Terhubung dengan kami

coronavirus

Dampak COVID-19 yang belum ditentukan pada Tujuan Pembangunan Berkelanjutan PBB

SAHAM:

Diterbitkan

on

Kami menggunakan pendaftaran Anda untuk menyediakan konten dengan cara yang Anda setujui dan untuk meningkatkan pemahaman kami tentang Anda. Anda dapat berhenti berlangganan kapan saja.

Pandemi COVID-19 telah mematahkan kenormalan masyarakat. Namun, peluang yang mungkin muncul dari abu pandemi ini adalah pengaturan ulang untuk melampaui Tujuan Pembangunan Berkelanjutan Perserikatan Bangsa-Bangsa - tulis Kevin Butler, spesialis urusan publik yang berbasis di Brussel.

Kevin Butler, spesialis urusan publik yang berbasis di Brussel.

Kevin Butler, spesialis urusan publik yang berbasis di Brussel.

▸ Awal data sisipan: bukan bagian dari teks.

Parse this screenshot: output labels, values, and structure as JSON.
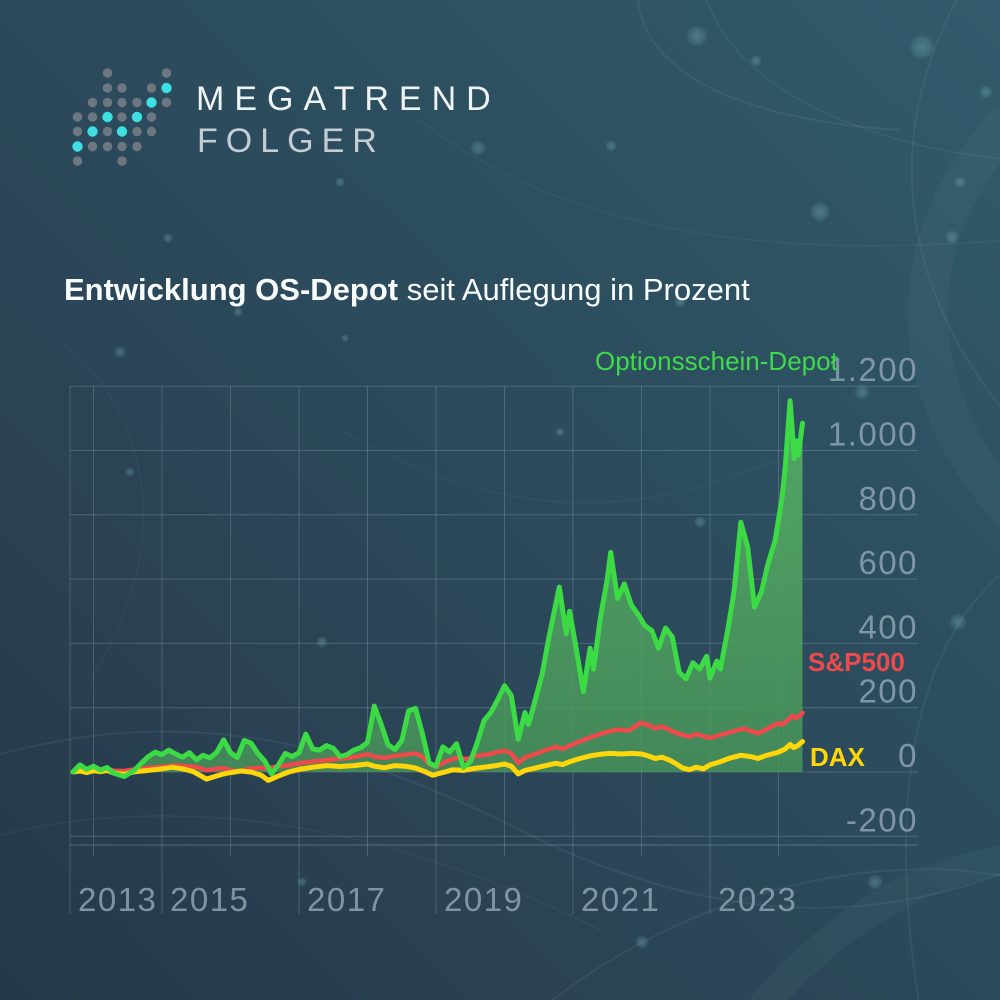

In 2015, Perserikatan Bangsa-Bangsa menetapkan kumpulan 17 tujuan yang saling terkait sebagai "cetak biru untuk mencapai masa depan yang lebih baik dan lebih berkelanjutan untuk semua". September 2020 adalah ulang tahun kelima adopsi mereka. Dengan hanya tersisa kurang dari sepuluh tahun untuk mencapai Tujuan Pembangunan Berkelanjutan, para pemimpin dunia pada KTT SDG pada tahun 2019 menyerukan Dekade Aksi dan mewujudkan pembangunan berkelanjutan. Mereka berjanji untuk memobilisasi pembiayaan, meningkatkan implementasi nasional dan memperkuat lembaga untuk mencapai Tujuan pada tanggal target 2030, tanpa meninggalkan siapa pun. Terlepas dari kemajuan baru-baru ini menuju Tujuan, pandemi telah mengubah momentum ini.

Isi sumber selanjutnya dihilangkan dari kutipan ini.